Average speed camera roll-out to be halted...
The Tories are set to pledge an end to Labour's hated speed camera regime, by axing funding for new schemes and halting the spread of average speed checks if they win the next election
Shadow transport secretary Theresa Villiers is expected to make an announcement at the Tory conference today, but she has already been widely quoted in the media on the subject.
The Yorkshire Post picked up the story first last night, when it reported that in her speech today, Ms Villiers will say: "Labour's army of speed cameras is not the best way to make our roads safer. We will switch to alternative, better, ways to improve road safety.
"Labour's dependence on fixed speed cameras has blinded them to the effectiveness of the alternatives. It is time to say enough is enough on fixed speed cameras - we have reached the high water mark. A Conservative government would not fund any new speed cameras."
...according to MP Theresa Villiers
"Under Labour getting around has become a daily grind," Ms Villiers goes on to say. "If it is not endless traffic caused by road works where no one is working, it is the rogue clampers who use extortion and intimidation to extract huge fines. Police will still be responsible for enforcing and issuing tickets."

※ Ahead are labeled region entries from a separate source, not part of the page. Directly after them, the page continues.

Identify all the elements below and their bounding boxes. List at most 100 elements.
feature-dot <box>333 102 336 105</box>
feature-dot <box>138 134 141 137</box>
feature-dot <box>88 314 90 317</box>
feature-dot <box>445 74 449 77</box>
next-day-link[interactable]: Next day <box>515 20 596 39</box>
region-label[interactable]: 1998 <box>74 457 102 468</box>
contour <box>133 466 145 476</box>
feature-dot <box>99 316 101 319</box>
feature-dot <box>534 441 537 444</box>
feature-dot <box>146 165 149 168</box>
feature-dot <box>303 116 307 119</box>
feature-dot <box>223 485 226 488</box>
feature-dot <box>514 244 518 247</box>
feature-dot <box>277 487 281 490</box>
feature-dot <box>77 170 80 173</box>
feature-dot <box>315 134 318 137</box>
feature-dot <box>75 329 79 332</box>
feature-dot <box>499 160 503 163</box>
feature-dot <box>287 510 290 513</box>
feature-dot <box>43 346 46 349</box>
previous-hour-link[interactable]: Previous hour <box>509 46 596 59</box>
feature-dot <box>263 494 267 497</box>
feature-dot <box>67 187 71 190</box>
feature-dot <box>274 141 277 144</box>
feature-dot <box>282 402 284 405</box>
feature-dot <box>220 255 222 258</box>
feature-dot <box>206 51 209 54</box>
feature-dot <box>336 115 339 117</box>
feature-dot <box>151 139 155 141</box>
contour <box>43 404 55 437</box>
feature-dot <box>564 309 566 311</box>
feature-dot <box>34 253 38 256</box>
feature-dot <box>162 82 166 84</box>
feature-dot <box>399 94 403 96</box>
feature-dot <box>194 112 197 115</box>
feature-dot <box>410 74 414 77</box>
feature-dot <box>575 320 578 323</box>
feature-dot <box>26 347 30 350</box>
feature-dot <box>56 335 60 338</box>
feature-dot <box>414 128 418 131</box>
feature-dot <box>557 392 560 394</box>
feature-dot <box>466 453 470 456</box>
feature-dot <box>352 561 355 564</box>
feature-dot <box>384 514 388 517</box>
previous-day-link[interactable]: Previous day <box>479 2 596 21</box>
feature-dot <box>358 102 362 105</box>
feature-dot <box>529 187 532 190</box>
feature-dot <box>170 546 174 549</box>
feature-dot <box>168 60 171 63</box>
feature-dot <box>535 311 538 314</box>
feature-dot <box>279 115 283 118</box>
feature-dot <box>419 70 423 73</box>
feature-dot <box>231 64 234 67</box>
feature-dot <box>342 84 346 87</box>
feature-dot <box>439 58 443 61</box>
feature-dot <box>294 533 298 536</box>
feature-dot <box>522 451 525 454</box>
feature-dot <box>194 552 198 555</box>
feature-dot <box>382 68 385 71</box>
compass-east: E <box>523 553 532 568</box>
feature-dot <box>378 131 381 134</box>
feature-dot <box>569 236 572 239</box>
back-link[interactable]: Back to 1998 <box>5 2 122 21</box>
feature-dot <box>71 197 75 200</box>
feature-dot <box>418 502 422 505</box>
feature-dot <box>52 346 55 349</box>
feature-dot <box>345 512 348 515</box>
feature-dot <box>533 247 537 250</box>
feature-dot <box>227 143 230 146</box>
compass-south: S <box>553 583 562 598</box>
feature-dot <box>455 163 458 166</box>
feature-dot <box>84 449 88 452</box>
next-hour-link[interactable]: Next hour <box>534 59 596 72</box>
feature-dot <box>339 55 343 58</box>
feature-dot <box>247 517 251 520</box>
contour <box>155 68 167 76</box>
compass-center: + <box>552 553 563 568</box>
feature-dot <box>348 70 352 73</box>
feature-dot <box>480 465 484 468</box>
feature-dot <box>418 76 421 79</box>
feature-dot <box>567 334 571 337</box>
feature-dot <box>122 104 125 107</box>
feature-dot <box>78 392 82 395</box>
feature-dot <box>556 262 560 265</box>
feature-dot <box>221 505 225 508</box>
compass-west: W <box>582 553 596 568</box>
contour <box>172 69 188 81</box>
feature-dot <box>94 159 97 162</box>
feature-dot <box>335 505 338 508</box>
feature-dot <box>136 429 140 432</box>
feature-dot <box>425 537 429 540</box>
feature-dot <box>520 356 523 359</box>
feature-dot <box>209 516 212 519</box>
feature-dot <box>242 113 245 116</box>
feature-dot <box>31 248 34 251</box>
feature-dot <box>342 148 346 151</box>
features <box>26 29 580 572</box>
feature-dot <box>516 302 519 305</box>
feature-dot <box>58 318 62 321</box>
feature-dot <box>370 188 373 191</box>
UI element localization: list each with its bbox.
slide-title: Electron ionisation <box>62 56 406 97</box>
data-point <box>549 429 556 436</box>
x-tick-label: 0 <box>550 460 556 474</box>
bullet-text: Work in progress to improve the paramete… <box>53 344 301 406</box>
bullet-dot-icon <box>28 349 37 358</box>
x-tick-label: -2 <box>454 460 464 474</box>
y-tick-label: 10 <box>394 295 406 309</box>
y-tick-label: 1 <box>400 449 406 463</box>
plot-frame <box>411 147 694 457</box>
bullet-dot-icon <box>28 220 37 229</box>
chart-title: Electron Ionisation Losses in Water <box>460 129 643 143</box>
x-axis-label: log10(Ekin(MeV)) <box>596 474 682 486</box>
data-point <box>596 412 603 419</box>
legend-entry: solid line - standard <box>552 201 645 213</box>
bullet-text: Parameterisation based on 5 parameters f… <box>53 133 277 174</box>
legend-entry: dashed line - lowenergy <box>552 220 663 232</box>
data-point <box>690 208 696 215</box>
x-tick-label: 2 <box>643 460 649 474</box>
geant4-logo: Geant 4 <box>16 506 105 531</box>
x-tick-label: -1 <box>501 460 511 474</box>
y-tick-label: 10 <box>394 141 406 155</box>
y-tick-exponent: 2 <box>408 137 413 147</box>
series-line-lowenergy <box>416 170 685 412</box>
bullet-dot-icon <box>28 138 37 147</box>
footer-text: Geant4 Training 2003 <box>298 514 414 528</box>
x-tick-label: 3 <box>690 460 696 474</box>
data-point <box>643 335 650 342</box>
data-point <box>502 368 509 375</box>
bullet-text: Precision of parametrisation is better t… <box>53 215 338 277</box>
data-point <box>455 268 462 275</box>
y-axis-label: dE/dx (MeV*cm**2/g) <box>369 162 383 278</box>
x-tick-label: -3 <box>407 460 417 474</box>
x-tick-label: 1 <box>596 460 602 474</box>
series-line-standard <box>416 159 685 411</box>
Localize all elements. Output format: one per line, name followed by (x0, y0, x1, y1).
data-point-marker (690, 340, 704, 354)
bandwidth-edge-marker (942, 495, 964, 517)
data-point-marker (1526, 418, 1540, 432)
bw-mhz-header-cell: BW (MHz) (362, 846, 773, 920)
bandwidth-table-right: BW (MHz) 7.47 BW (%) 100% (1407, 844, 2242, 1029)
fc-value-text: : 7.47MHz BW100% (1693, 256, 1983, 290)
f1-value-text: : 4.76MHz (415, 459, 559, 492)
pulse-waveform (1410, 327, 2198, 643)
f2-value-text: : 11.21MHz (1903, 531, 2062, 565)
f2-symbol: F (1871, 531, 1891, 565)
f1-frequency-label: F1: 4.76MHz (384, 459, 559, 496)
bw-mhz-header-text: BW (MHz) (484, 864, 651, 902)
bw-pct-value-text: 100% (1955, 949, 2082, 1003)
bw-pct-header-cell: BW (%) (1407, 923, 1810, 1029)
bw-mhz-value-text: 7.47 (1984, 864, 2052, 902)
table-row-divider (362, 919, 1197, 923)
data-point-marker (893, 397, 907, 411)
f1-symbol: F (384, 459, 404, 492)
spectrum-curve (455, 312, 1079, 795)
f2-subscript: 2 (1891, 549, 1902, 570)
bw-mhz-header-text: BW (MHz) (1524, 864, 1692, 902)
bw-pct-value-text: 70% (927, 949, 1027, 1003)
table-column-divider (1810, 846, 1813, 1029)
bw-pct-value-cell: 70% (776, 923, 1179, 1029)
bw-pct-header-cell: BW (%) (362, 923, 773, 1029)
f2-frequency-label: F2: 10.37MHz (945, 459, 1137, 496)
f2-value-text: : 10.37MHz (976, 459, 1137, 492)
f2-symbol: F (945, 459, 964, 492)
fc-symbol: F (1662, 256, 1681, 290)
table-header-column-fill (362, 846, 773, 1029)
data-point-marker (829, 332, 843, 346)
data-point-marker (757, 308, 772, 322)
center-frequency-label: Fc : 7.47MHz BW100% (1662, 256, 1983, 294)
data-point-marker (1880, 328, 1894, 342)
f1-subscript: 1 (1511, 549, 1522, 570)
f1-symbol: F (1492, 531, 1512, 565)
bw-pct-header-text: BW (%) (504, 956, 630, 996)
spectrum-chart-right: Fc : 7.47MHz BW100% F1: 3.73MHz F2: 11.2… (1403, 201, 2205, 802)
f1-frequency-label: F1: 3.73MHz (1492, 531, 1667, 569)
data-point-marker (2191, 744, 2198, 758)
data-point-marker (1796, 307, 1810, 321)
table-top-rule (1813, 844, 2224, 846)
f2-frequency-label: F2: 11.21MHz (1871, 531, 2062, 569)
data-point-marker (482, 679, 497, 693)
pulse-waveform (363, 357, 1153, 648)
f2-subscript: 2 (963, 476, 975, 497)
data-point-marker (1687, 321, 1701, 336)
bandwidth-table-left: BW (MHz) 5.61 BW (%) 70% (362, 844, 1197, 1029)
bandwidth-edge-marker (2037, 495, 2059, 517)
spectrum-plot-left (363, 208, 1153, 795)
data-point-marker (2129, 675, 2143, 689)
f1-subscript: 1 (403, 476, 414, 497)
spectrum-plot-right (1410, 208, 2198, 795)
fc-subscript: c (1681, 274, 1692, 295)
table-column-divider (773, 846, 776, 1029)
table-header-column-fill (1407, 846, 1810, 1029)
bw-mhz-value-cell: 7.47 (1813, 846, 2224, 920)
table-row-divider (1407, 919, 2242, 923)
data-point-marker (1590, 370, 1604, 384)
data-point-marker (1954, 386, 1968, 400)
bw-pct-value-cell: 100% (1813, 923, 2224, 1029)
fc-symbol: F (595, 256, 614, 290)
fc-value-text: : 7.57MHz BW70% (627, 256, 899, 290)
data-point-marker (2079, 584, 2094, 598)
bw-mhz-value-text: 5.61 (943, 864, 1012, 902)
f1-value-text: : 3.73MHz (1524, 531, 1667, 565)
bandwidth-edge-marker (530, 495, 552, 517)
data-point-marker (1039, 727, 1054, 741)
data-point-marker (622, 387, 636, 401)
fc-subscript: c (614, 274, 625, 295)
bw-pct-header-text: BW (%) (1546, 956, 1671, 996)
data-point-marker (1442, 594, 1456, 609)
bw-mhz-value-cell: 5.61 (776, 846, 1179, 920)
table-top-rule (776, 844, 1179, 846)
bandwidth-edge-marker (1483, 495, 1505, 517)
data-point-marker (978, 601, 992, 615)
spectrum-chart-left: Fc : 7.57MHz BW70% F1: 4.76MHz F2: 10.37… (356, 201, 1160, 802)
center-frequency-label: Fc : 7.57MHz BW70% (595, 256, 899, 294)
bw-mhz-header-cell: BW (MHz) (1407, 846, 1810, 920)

Under the Tory policy announcement expected today, new guidelines will be issued making councils responsible for locating and running cameras and scrapping the Safety Camera Partnership quangos that currently manage them.
Local councils will also be have to reveal to voters how much revenue is extracted in fines from every camera site, and no new ones will be allowed unless the council can demonstrate alternative safety policies will not be effective.
An extensive roll-out of average speed cameras planned under Labour will be scrapped, although they will still be allowed in motorway roadworks and at other sites where no alternative is suitable.
According to the Daily Mail, the government spends £97m on funding road safety. Under the Tory proposals, the money will be redirected away from cameras to improved road design and vehicle activated speed warning signs, the paper says.